Create some features that we'll need later; don't worry about this code right now.

In [4]:
feats = torch.stack([x, x - 0.5], axis=1).clamp_min(0.0)
f1, f2 = feats.T

This Fundamentals notebook will be a bit different from usual: you'll be editing a single block of code. So the final notebook won't show your intermediate steps. That doesn't mean they aren't important; make sure you successfully complete each step before moving on to the next one.

Here is a basic outline for fitting a model using PyTorch. We'll be filling in the blanks here later. Read the code and check that you understand the basic steps.

In [5]:
# Set hyperparameters
learning_rate = 0.1
num_iter = 50

# Initialize parameters
weights = torch.tensor([0.0], requires_grad=True)

# Keep a log of loss values
errors = []

# Repeat for each iteration
for i in range(num_iter):
    # Forward pass: compute loss
    y_pred = ...
    resid = ...
    loss = ...
    errors.append(loss.item())

    # Backward pass: compute gradients
    loss.backward()
    
    # Descend the gradient.
    weights.data -= learning_rate * weights.grad
    
    # Clear out the gradient data so it doesn't corrupt the next iteration.
    weights.grad.zero_()

# Plot the results
fig, axs = plt.subplots(ncols=2, figsize=(10, 4))
axs[0].plot(errors)
axs[0].set(title="Loss", xlabel="iteration", ylabel="Loss")
axs[1].scatter(x, y_true)
axs[1].plot(x, y_pred.detach(), 'r');
axs[1].set(title="Fitted model", xlabel='x', ylabel='y')
print(f"Final Loss: {errors[-1]:.3f}")
Final Loss: 0.091

Step 1: Slope Only, MSE

Fill in the blanks in the code above so that it fits the model y_pred = weights * x to the data x and y_true in a way that minimizes the mean squared error (MSE).
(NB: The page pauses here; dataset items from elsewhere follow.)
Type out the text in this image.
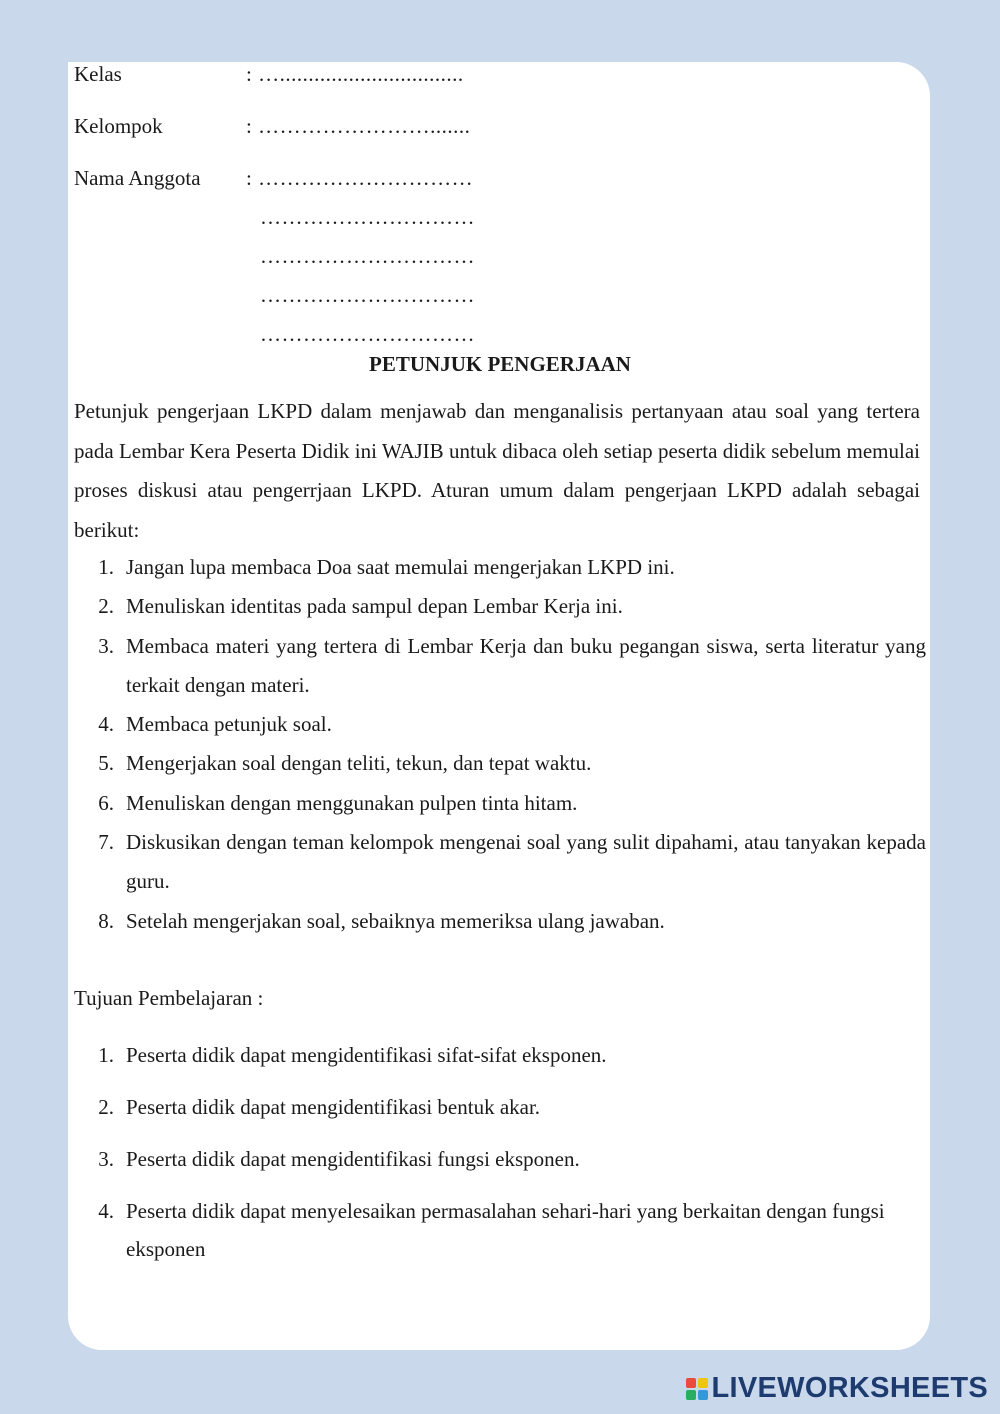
Kelas	: …................................
Kelompok	: …………………….......
Nama Anggota	: …………………………
…………………………
…………………………
…………………………
…………………………
PETUNJUK PENGERJAAN

Petunjuk pengerjaan LKPD dalam menjawab dan menganalisis pertanyaan atau soal yang tertera pada Lembar Kera Peserta Didik ini WAJIB untuk dibaca oleh setiap peserta didik sebelum memulai proses diskusi atau pengerrjaan LKPD. Aturan umum dalam pengerjaan LKPD adalah sebagai berikut:

1. Jangan lupa membaca Doa saat memulai mengerjakan LKPD ini.
2. Menuliskan identitas pada sampul depan Lembar Kerja ini.
3. Membaca materi yang tertera di Lembar Kerja dan buku pegangan siswa, serta literatur yang terkait dengan materi.
4. Membaca petunjuk soal.
5. Mengerjakan soal dengan teliti, tekun, dan tepat waktu.
6. Menuliskan dengan menggunakan pulpen tinta hitam.
7. Diskusikan dengan teman kelompok mengenai soal yang sulit dipahami, atau tanyakan kepada guru.
8. Setelah mengerjakan soal, sebaiknya memeriksa ulang jawaban.
Tujuan Pembelajaran :
1. Peserta didik dapat mengidentifikasi sifat-sifat eksponen.
2. Peserta didik dapat mengidentifikasi bentuk akar.
3. Peserta didik dapat mengidentifikasi fungsi eksponen.
4. Peserta didik dapat menyelesaikan permasalahan sehari-hari yang berkaitan dengan fungsi eksponen
LIVEWORKSHEETS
Note that there is no intercept, so y_pred is 0.0 when x is 0.0.

Terminology:

  • weights: the slope of the line
  • loss: the mean squared error.

You should achieve a loss between 0.09 and 0.11.

Step 2: Slope and intercept (aka weight and bias)
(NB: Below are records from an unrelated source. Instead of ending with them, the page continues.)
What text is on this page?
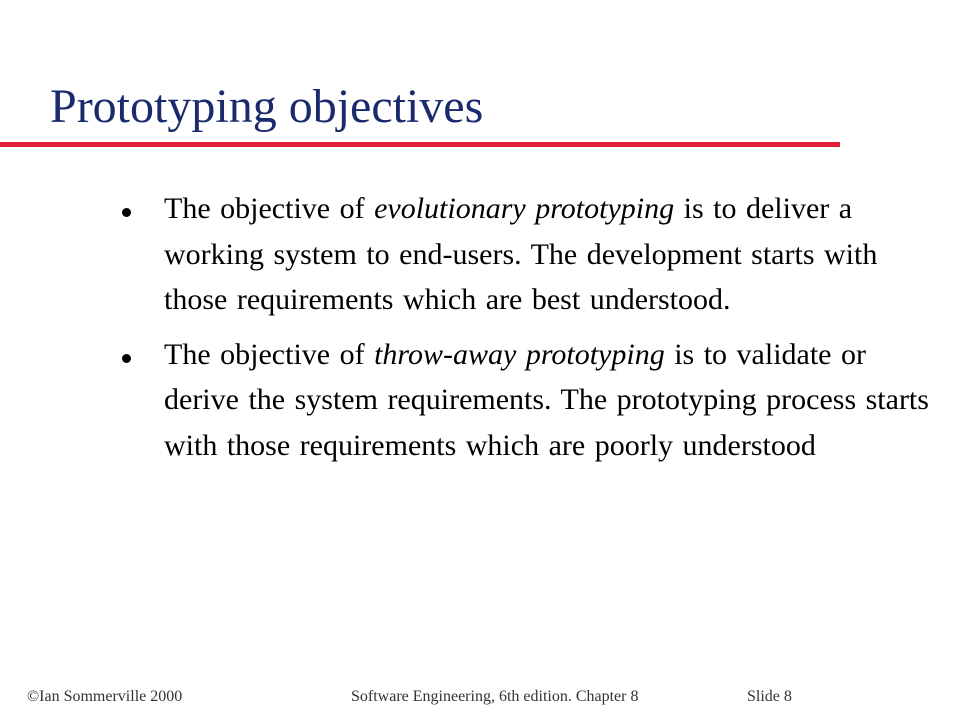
Prototyping objectives
The objective of evolutionary prototyping is to deliver a working system to end-users. The development starts with those requirements which are best understood.
The objective of throw-away prototyping is to validate or derive the system requirements. The prototyping process starts with those requirements which are poorly understood
©Ian Sommerville 2000	Software Engineering, 6th edition. Chapter 8	Slide 8
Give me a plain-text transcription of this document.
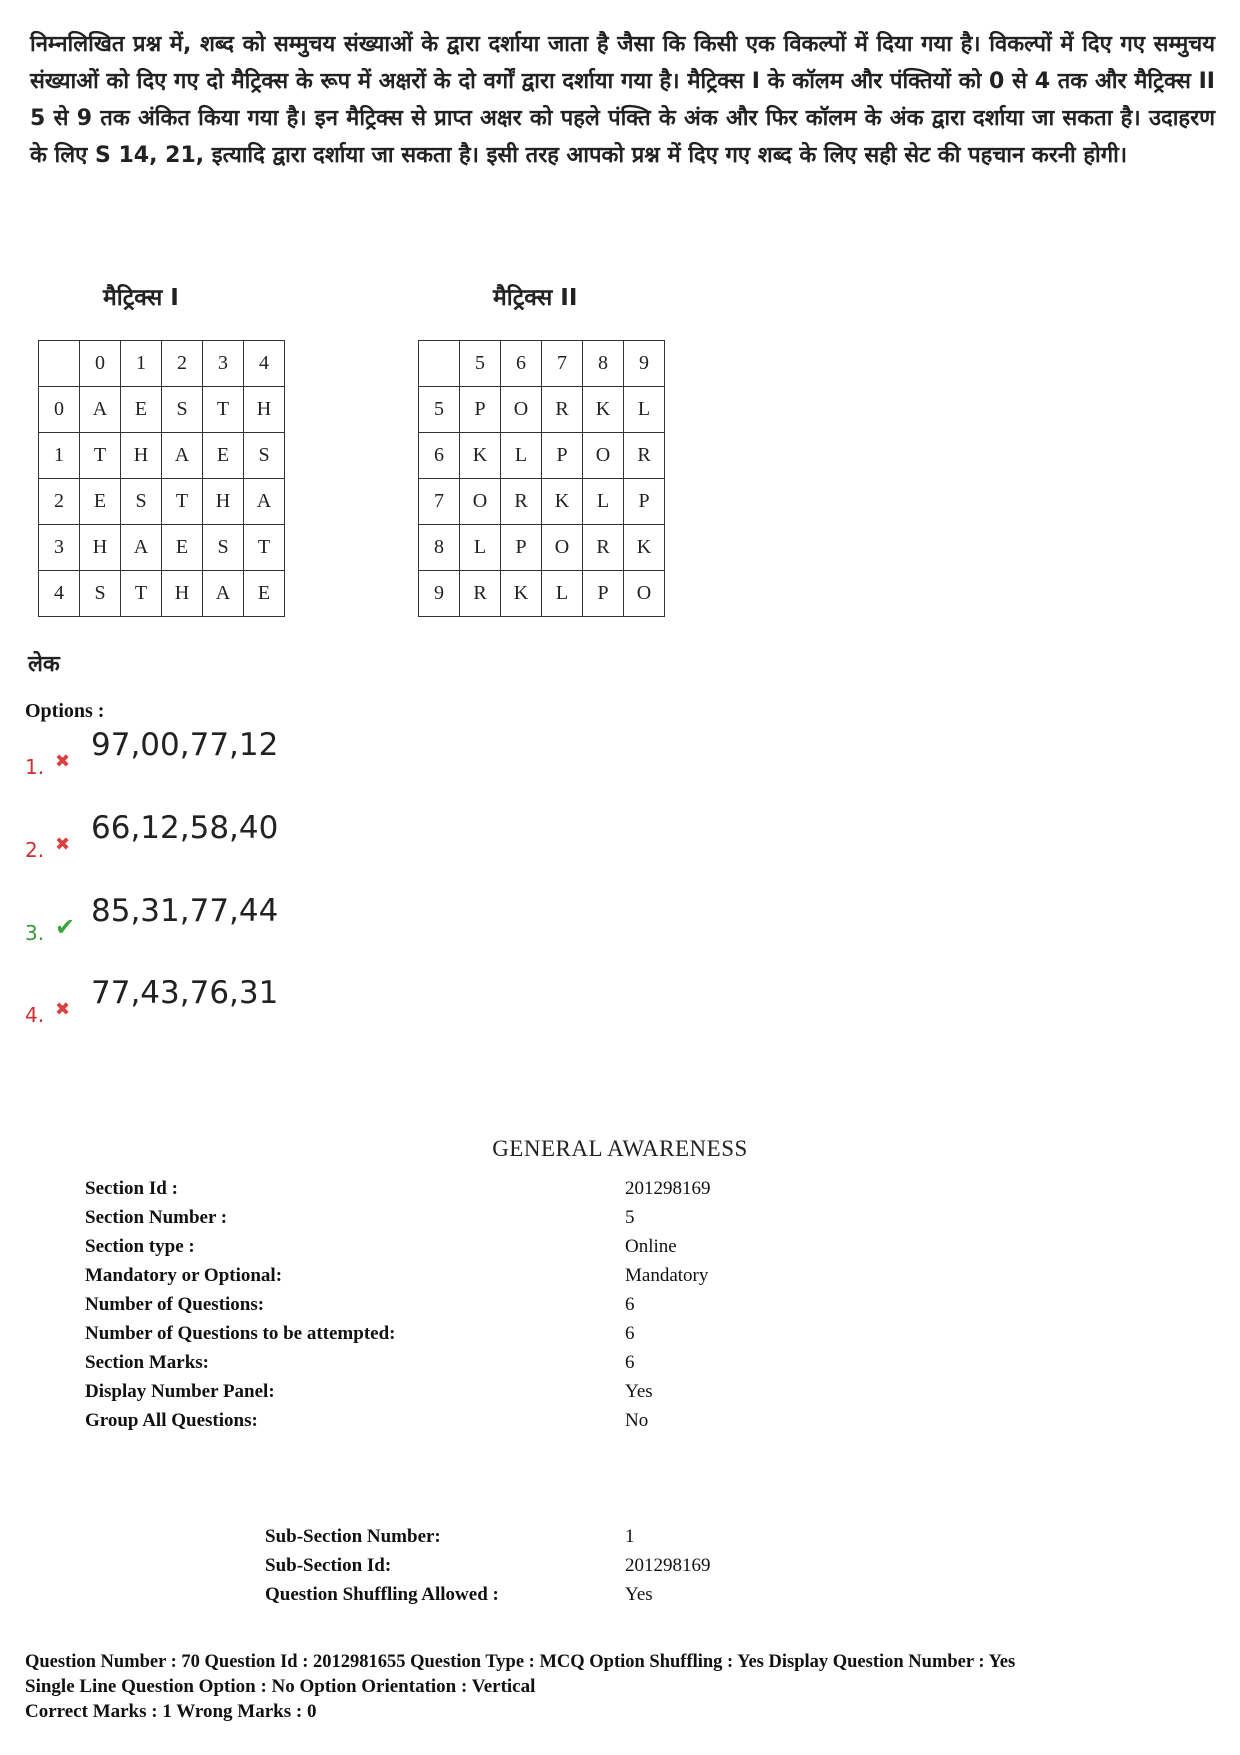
निम्नलिखित प्रश्न में, शब्द को सम्मुचय संख्याओं के द्वारा दर्शाया जाता है जैसा कि किसी एक विकल्पों में दिया गया है। विकल्पों में दिए गए सम्मुचय संख्याओं को दिए गए दो मैट्रिक्स के रूप में अक्षरों के दो वर्गों द्वारा दर्शाया गया है। मैट्रिक्स I के कॉलम और पंक्तियों को 0 से 4 तक और मैट्रिक्स II 5 से 9 तक अंकित किया गया है। इन मैट्रिक्स से प्राप्त अक्षर को पहले पंक्ति के अंक और फिर कॉलम के अंक द्वारा दर्शाया जा सकता है। उदाहरण के लिए S 14, 21, इत्यादि द्वारा दर्शाया जा सकता है। इसी तरह आपको प्रश्न में दिए गए शब्द के लिए सही सेट की पहचान करनी होगी।
मैट्रिक्स I	मैट्रिक्स II
	0	1	2	3	4
0	A	E	S	T	H
1	T	H	A	E	S
2	E	S	T	H	A
3	H	A	E	S	T
4	S	T	H	A	E
	5	6	7	8	9
5	P	O	R	K	L
6	K	L	P	O	R
7	O	R	K	L	P
8	L	P	O	R	K
9	R	K	L	P	O
लेक
Options :
1. ✖ 97,00,77,12
2. ✖ 66,12,58,40
3. ✔ 85,31,77,44
4. ✖ 77,43,76,31
GENERAL AWARENESS
Section Id :	201298169
Section Number :	5
Section type :	Online
Mandatory or Optional:	Mandatory
Number of Questions:	6
Number of Questions to be attempted:	6
Section Marks:	6
Display Number Panel:	Yes
Group All Questions:	No
Sub-Section Number:	1
Sub-Section Id:	201298169
Question Shuffling Allowed :	Yes
Question Number : 70 Question Id : 2012981655 Question Type : MCQ Option Shuffling : Yes Display Question Number : Yes
Single Line Question Option : No Option Orientation : Vertical
Correct Marks : 1 Wrong Marks : 0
The model currently has a single parameter, weights. Now, incorporate another parameter into the model, bias. The new parameter should have the same shape as the output (in this case, a single number). The prediction equation will now be y_pred = weights * x + bias. Use the same data and loss function.

Terms:

  • bias: the intercept of the line

You can initialize bias to 0 just like weights. (In general you'd use a random number, but this problem is well-behaved so zero will work.)
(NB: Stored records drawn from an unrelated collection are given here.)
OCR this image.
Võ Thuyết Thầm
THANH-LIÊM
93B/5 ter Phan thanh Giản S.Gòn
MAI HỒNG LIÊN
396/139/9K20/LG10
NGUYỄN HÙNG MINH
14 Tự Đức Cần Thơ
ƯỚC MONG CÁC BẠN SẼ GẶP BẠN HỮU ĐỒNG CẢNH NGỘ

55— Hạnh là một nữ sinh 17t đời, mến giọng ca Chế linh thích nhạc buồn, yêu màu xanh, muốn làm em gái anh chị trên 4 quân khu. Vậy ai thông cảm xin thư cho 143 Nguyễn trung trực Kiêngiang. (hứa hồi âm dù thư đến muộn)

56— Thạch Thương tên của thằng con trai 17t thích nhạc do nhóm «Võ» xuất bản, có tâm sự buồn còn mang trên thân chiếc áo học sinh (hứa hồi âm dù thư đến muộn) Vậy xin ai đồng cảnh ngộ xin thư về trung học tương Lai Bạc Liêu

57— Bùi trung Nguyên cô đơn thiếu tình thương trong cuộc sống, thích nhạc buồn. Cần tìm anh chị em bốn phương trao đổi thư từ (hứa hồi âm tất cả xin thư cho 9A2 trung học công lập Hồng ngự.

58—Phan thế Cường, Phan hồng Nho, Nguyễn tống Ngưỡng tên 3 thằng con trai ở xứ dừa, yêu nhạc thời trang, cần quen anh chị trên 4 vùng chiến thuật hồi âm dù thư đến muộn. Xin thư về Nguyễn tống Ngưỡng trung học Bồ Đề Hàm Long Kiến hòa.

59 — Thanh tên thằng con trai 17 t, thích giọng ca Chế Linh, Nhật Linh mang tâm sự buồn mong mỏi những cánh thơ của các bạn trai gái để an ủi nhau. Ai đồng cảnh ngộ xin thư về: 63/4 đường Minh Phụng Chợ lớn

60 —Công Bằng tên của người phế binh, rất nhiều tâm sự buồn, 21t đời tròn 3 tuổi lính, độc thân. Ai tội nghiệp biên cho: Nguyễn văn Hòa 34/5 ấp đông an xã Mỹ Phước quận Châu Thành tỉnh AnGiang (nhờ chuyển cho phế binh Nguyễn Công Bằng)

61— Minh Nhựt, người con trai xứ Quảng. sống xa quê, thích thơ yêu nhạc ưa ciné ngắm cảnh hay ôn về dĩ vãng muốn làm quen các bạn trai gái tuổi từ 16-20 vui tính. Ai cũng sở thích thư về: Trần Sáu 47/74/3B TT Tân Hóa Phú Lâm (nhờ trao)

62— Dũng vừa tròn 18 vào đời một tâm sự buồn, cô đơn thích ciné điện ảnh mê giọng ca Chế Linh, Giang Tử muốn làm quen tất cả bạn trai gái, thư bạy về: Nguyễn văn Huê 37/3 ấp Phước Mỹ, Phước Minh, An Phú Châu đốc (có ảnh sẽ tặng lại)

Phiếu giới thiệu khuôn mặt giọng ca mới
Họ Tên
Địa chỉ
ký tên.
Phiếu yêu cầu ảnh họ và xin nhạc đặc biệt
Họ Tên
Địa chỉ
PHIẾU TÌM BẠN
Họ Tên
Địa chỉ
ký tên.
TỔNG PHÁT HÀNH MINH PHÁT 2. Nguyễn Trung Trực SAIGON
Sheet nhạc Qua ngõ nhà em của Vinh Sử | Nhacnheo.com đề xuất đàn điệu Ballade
You should get an MSE of between 0.03 and 0.045.

Step 3: Change the loss function

Now, minimize the Mean Absolute Error (mean of abs(resid)) instead of the MSE. Use the same model y_pred = weights * x + bias and data.

You should get an MAE of between 0.14 and 0.15.

Step 4: Multiple linear regression

Note that the data seems to have different slopes in different parts. Ideally, rather than fitting a single line, we should fit a model where the slopes can change.

We can actually do this using linear regression in the same way as we did before. We can think of linear regression as mixing together some functions. In Steps 2 and 3 we mixed together two functions: an "always going up" function for x and a flat function, i.e., $f_1(x) = x$ and $f_2(x) = 1.0$.

Let's add another function into the mix. The easiest way to describe it is to see it:

In [8]:
plt.plot(x, f1, label="always going up")
plt.plot(x, f2, label="hinge at 0.5")
plt.legend();

Why might that help us? Well, we can mix them together. Try adjusting the mixing weights to fit the data.

In [9]:
r = 2.0
@widgets.interact(w1=(-r, r), w2=(-r, r), bias=(-1.0, 1.0))
def plot_linreg(w1=.1, w2=-.3, bias=0.0):
    y_pred = w1 * f1 + w2 * f2 + bias
    plt.scatter(x, y_true)
    plt.plot(x, y_pred, 'r')
    resid = y_true - y_pred
    mse = resid.pow(2).mean()
    mae = resid.abs().mean()
    print(f"MSE: {mse}, MAE: {mae}")

Now, edit your code block so that it fits the model y_pred = w1 * f1 + w2 * f2 + bias. Use MSE loss and the same data.

You should get an MSE between 0.01 and 0.03.

There are two ways to do this. You can either:

  1. Make a tensor for w1 and another tensor for w2, then use the y_pred expression in plot_linreg, or
  2. Add a second item to weights, and use feats @ weights (look back at Lab 1)... why does this work?